Okay, so later that summer we started actually dating. People knew about it,
etc. Two months later, he ended it because he wasn't ready to be in something
again blah blah blah.
We started "hanging out/sleeping together/sneaking around/everything but
actually dating" about two months after that, which continued until six
months ago. Everyone knew there was something going on; they just weren't quite
sure what.
Last summer, he started aggressively pursuing someone I know fairly well and
consider a friend. Not a close friend, but a friend. So he says, "Maybe it's
time we quit sleeping together," but does not mention her. I say, "Yes, it's
high time," because, well, it is. She leaves the country for a month. I do not
realize that this has anything to do with his decision that we should continue
sleeping together, but in hindsight ... sigh. Okay, stupid stupid stupid. I
know. Believe me, I know. She returns. He disappears. Literally, overnight,
he disappears. I get an e-mail from her saying, basically, "Hi, I just wanted
you to know I've been out a few times with..."

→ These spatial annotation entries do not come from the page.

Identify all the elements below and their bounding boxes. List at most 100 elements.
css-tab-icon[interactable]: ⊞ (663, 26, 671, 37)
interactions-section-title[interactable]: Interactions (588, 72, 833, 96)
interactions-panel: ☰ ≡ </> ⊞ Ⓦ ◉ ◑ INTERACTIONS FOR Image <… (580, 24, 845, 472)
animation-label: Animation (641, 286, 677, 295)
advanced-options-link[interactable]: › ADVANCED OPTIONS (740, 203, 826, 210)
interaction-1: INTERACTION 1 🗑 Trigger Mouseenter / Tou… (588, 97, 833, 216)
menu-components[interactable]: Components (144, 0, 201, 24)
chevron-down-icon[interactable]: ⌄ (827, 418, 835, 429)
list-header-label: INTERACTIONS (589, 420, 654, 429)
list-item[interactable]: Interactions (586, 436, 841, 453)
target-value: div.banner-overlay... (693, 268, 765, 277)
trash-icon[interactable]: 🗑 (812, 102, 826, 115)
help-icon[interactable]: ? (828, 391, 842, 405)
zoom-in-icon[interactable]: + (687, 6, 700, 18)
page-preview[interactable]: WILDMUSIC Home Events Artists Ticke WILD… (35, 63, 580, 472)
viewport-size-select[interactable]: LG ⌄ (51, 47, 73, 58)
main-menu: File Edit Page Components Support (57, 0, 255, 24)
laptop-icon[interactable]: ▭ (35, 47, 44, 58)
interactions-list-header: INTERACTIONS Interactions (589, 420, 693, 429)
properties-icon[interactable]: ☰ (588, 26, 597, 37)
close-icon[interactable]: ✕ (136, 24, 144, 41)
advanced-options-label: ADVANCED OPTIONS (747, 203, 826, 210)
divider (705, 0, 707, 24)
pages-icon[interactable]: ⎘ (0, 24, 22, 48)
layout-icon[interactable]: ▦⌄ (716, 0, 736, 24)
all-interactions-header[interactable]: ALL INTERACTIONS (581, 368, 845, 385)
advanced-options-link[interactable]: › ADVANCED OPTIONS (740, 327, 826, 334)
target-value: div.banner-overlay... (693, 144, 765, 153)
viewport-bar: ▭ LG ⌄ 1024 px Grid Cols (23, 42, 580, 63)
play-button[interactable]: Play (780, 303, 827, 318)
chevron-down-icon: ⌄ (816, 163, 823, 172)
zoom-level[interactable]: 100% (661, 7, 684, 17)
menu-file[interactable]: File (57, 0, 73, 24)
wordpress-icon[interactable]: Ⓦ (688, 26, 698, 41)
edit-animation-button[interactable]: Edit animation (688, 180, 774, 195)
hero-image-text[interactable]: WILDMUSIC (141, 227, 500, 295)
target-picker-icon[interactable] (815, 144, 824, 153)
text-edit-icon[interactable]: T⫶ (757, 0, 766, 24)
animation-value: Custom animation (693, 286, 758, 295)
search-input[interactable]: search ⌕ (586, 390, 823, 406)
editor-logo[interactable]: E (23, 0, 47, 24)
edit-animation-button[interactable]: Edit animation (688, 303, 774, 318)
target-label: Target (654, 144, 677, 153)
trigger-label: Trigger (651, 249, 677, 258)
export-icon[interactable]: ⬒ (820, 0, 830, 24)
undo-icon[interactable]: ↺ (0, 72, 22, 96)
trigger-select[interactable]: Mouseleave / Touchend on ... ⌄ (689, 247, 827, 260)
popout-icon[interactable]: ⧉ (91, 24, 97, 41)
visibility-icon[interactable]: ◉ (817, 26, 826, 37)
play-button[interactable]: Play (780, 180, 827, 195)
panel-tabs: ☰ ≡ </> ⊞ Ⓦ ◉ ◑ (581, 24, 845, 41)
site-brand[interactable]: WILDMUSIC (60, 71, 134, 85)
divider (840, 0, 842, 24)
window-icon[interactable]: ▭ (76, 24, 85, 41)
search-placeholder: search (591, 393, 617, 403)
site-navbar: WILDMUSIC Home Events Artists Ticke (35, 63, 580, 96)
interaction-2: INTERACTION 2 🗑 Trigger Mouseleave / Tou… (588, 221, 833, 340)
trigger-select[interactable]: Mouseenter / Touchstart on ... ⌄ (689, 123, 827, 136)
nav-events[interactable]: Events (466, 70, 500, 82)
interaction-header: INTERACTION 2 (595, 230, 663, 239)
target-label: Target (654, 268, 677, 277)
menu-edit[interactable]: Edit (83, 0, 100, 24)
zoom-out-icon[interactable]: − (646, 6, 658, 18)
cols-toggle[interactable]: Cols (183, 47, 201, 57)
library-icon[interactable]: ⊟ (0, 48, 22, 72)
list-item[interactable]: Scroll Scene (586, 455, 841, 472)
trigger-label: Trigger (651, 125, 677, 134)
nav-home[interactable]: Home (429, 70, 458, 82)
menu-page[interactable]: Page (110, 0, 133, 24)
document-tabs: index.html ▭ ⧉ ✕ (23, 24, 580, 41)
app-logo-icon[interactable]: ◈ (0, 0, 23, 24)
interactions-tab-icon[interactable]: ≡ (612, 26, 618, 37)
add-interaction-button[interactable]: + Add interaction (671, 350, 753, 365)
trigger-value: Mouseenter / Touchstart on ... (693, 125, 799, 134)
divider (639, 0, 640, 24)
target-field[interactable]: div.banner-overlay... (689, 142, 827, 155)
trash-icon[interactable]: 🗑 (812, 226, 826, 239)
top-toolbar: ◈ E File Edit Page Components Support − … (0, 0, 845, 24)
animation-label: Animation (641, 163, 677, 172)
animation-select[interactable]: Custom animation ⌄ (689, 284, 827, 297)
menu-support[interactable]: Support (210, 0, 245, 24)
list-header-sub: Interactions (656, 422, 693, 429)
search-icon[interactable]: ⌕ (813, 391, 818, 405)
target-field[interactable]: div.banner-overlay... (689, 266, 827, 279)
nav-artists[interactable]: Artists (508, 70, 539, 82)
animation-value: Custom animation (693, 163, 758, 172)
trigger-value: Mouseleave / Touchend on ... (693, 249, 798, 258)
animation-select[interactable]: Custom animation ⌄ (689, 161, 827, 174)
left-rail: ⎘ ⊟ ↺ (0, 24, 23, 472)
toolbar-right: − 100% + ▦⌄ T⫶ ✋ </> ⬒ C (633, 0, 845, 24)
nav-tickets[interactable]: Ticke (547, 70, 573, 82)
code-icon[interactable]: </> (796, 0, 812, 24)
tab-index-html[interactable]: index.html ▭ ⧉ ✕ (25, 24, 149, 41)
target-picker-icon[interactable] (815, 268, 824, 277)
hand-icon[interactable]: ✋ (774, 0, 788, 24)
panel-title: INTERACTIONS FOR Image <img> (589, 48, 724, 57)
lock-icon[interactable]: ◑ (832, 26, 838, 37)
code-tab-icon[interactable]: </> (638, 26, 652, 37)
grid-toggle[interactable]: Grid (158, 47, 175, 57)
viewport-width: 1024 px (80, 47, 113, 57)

Imagine my surprise and disgust.
I know that I am better off without him. Over the course of the year we were
entangled but not dating (and, come to think of it, while we were actually dating),
he treated me horribly. He was a complete bastard. I don't miss him; I don't
want him back; I know he's a miserable and possibly mentally disturbed narcissistic
bastard, and she's, um, a person of questionable judgment. But sometimes I just
want to walk up to her and say, "How can it not bother you that you started
seeing him while we were still sleeping together? How can you feel good about
being with him, knowing that he lied to you about his relationship with me ...
or did he tell you he was still sleeping with me while he was wooing
you? How can you stand to be with him knowing how he treats other people? EEEEEEeeeeeew!!!

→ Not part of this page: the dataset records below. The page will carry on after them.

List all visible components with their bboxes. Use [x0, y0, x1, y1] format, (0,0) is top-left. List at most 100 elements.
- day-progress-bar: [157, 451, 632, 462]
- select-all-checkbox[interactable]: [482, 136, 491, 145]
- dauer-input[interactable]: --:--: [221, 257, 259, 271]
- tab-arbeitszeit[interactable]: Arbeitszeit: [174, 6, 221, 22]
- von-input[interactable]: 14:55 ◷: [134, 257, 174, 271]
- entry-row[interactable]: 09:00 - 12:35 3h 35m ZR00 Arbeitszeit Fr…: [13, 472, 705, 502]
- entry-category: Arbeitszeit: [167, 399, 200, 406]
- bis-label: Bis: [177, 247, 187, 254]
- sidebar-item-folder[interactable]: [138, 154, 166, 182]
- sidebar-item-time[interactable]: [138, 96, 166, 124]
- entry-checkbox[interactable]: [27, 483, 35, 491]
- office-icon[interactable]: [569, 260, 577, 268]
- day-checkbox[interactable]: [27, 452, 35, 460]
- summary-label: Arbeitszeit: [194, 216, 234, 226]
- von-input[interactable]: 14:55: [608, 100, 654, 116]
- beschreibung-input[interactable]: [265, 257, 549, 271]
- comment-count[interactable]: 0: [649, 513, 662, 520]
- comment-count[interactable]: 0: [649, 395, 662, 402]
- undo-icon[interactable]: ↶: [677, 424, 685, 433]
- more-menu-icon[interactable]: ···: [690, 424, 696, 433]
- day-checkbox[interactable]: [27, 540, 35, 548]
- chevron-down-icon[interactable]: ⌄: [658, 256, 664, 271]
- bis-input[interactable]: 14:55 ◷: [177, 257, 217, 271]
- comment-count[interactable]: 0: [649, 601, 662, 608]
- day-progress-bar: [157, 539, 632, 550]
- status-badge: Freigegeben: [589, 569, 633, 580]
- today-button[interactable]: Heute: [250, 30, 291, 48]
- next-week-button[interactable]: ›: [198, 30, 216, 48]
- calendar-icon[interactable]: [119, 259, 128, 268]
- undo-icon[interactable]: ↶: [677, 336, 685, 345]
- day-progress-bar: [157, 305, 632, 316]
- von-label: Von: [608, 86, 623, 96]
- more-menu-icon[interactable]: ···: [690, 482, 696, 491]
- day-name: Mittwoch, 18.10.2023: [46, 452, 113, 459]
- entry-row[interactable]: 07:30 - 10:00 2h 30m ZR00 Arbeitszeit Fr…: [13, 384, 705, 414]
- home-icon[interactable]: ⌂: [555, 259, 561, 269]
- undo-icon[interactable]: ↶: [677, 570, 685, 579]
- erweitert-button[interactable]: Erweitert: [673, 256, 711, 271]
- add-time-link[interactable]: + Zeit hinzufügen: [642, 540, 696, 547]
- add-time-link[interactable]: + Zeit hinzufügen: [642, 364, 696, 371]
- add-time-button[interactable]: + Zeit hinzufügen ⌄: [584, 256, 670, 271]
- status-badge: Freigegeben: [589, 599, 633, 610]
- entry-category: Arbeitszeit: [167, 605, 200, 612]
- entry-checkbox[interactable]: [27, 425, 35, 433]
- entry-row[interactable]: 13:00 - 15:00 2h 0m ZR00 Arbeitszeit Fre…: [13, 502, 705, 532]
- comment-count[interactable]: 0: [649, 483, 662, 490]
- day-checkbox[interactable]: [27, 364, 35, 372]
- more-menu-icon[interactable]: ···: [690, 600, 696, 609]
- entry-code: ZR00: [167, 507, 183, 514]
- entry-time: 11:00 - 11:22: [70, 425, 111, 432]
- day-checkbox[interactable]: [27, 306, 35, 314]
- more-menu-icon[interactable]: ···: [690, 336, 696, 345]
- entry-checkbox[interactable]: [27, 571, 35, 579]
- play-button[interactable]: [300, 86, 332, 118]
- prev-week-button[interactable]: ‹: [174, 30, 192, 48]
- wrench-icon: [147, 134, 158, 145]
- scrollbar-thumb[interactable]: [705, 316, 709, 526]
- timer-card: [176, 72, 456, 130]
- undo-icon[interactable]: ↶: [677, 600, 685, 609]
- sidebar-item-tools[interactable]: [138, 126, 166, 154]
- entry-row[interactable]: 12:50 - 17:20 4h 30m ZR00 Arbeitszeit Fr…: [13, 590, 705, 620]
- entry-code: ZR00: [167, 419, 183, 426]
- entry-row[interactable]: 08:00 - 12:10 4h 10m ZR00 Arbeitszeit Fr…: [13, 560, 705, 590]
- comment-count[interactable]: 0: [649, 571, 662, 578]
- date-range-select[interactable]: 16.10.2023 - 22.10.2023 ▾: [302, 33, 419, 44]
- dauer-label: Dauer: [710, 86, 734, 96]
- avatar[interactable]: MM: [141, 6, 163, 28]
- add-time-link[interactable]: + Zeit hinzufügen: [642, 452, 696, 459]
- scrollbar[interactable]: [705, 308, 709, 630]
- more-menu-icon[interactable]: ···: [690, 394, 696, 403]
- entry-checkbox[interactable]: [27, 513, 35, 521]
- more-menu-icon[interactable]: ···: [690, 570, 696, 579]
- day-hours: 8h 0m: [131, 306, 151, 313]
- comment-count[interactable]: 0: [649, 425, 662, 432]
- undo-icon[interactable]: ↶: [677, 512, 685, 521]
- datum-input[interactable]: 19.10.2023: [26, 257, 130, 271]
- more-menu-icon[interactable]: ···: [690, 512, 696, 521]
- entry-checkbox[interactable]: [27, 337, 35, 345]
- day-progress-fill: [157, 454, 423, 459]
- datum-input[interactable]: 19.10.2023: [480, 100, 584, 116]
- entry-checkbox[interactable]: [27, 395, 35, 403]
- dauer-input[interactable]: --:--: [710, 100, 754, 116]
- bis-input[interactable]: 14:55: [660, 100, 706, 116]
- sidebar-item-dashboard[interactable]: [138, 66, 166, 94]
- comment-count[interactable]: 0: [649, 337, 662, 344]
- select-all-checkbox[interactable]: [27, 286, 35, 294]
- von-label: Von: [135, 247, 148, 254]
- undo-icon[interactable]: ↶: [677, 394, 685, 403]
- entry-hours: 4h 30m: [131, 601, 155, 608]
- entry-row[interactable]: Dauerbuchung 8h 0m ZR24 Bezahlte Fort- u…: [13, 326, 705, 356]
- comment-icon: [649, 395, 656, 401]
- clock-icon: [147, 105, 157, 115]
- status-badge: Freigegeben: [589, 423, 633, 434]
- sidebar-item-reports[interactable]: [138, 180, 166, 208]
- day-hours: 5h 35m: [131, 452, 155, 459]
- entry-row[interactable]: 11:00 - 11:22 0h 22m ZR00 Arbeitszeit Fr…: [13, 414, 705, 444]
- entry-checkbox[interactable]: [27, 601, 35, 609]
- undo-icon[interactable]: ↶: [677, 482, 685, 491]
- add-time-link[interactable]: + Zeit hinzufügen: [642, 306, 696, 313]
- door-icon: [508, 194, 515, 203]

How could you?!" I know that I should rise above it, and most days I can laugh
and say, "He's her problem now," but some days it's all I can do not to say
something spiteful.
Sigh.
So basically I need reinforcement and support in holding my tongue ... it is
the right thing to do, right? I mean right as in "best for me," not right as
in "be the bigger person and suck it up." Call me selfish, but I'm not real
interested in being a big person right now if it means I have to swallow huge
mouthfuls of "He was a complete bastard to you and he dumped you for her and
now they're very happy." With a smile.
Just tell me I will gain nothing by ruining whatever illusion she's created
that he's a decent guy, no matter how much I want to voice my outrage at what
a bastard he is. Just tell me that one day I will no longer care that they both
did me wrong, that I will no longer want "justice," whatever that means, and
that I will get over needing to have my say. Just tell me... And thanks again.
--Scout
Dear Scout,
You will gain nothing by ruining whatever illusion she's
created that he's a decent guy, no matter how much you want to voice your outrage.

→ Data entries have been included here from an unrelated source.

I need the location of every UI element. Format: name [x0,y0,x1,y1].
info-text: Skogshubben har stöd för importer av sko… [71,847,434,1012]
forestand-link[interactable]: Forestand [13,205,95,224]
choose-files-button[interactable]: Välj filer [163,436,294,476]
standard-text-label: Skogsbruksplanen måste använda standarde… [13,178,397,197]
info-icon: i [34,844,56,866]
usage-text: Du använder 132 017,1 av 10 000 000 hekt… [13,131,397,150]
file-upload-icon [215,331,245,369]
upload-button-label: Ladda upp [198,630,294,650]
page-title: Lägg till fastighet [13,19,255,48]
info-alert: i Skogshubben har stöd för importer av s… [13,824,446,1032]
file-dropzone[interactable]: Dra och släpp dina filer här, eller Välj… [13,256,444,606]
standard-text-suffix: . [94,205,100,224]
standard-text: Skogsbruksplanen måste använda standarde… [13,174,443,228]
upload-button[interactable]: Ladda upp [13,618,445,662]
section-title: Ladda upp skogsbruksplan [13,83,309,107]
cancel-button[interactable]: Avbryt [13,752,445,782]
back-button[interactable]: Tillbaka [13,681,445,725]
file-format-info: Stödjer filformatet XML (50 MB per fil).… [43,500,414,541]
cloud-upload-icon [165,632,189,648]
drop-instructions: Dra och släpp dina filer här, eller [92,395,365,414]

One day you will no longer care -- much -- that they both did you wrong. You
will no longer want "justice," whatever that means; you will -- mostly
-- get over needing to have your say.
Okay, so let's go ahead and schedule that. It will be -- roughly -- on the day
you forgive yourself your dalliance with Darkness. I saw all your "I know
I know I knows" and "stupid stupid stupids." I know I know I
know you feel stupid stupid stupid. But to what end? People do stuff -- especially
stuff with perks -- even when they know better, Scout. This one, relatively
speaking, didn't even do lasting damage.